I looked at the tall filing cabinet standing in the corner like a sentinel.
"Not in there," he added quickly. "Your wife's case is closed. Her killer was caught and convicted. Plus it was more than five years ago."
"So where would it be?"
"In a storage facility. In Layton."
"I'd like to see the photographs, if I could."
He jotted something down and nodded at the scrap of paper. "I'll look into it."
He looked up.
"You said you remember my wife."
"Well, yes, I mean, somewhat. We don't have many murders here, especially ones so high profile."
"Do you remember the condition of her body?"
"Not really. I mean, not details or anything."
"Do you remember who identified her?"
Harper scratched his temple. "Her father, wasn't it?"
"Do you remember how long it took for him to make an identification?"
"Was it immediate? Did it take a few minutes? Five minutes, ten minutes?"
"I really couldn't say."
"You don't remember if it was immediate or not?"
"I'm sorry, I don't."
"You just said this was a big case."
"Maybe your biggest?"
"We had that pizza delivery thrill kill a few years ago," he said. "But, yes, I'd say it was one of the biggest."
"And yet you don't remember if her father had trouble identifying the body?"
He didn't like that. "Dr. Beck, with all due respect, I don't see what you're getting at."
"I'm a grieving husband. I'm asking some simple questions."
"Your tone," he said. "It seems hostile."
"Should it be?"
"What on earth does that mean?"
"How did you know she was a victim of KillRoy's?"
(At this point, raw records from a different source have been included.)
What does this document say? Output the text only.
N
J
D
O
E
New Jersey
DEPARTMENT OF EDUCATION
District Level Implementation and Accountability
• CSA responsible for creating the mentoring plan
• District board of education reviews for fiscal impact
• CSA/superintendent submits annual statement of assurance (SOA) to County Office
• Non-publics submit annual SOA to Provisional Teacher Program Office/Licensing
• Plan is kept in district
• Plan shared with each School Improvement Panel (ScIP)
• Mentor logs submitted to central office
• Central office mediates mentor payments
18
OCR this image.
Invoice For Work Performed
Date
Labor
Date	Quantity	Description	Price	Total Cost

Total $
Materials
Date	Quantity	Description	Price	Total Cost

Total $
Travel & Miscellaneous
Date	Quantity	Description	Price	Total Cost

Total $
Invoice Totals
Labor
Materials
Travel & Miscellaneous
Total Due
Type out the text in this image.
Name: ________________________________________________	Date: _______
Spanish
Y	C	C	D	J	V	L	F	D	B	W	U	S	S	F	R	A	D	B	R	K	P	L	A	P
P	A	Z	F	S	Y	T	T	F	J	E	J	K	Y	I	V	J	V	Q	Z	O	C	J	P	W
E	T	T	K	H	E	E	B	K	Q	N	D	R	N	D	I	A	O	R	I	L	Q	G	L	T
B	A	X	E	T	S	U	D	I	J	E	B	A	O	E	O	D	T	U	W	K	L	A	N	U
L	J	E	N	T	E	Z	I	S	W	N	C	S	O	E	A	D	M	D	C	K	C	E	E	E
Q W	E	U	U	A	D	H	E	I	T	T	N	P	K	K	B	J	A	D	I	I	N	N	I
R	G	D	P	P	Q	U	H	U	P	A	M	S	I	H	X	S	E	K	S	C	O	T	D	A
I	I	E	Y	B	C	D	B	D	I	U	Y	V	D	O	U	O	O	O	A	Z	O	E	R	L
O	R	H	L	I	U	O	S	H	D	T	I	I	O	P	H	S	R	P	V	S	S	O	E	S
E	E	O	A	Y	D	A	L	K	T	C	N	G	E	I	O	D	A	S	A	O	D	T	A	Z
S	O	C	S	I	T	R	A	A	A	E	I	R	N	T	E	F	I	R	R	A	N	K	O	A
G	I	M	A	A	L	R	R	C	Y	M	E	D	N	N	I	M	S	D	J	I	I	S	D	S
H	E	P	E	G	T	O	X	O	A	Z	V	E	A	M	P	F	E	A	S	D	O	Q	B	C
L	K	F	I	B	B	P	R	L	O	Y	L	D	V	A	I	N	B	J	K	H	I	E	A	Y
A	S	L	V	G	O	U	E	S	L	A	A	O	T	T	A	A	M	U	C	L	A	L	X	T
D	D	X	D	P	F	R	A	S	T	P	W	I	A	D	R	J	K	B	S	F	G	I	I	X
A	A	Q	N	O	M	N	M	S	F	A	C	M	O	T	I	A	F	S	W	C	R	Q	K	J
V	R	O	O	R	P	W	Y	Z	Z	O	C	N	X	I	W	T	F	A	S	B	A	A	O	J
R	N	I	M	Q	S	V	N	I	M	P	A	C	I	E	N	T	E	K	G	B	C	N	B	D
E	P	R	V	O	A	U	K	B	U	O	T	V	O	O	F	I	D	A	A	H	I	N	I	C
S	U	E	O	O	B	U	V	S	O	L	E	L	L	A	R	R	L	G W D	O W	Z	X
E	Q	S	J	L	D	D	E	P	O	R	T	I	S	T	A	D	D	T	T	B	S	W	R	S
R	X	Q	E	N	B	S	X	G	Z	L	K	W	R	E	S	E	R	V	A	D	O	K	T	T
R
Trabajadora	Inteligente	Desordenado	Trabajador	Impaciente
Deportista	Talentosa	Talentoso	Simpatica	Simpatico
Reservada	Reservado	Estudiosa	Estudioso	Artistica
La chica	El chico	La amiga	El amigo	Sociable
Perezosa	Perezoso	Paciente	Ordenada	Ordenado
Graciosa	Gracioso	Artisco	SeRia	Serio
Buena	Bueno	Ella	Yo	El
"So how did the feds get involved?"
"There were identifying marks-"
"You mean that she was branded with the letter K?"
I was on a roll now, and it felt oddly right. "So the police brought her in. You started examining her. You spotted the letter K-"
"No, they were here right away. The federal authorities, I mean."
"Before the body got here?"
He looked up, either remembering or fabricating. "Or immediately thereafter. I don't remember."
"How did they know about the body so quickly?"
"I don't know."
"You have no idea?"
Harper folded his arms across his chest. "I might surmise that one of the officers on the scene spotted the branding and called the FBI. But that would only be an educated guess."
My beeper vibrated against my hip. I checked it. The clinic with an emergency.
"I'm sorry for your loss," he said in a practiced tone. "I understand the pain you must be going through, but I have a very busy schedule today. Perhaps you can make an appointment at a later date-"
"How long will it take you to get my wife's file?" I asked.
"I'm not even sure I can do that. I mean, I'll have to check-"
"The Freedom of Information Act."
"I looked it up this morning. My wife's case is closed now. I have the right to view her file."
Harper had to know that - I wasn't the first person to ask for an autopsy file - and he started nodding a little too vigorously. "Still, there are proper channels you have to go through, forms to fill out."
"Are you stalling?" I said.
"My wife was the victim of a terrible crime."
"I understand that."
"And I have the right to view my wife's file. If you drag your feet on this, I'm going to wonder why. I've never spoken to the media about my wife or her killer. I'll gladly do so now. And we'll all be wondering why the local M.E. gave me such a hard time over such a simple request."
"That sounds like a threat, Dr. Beck."
I got to my feet. "I'll be back here tomorrow morning," I said. "Please have my wife's file ready."
I was taking action. It felt damn good.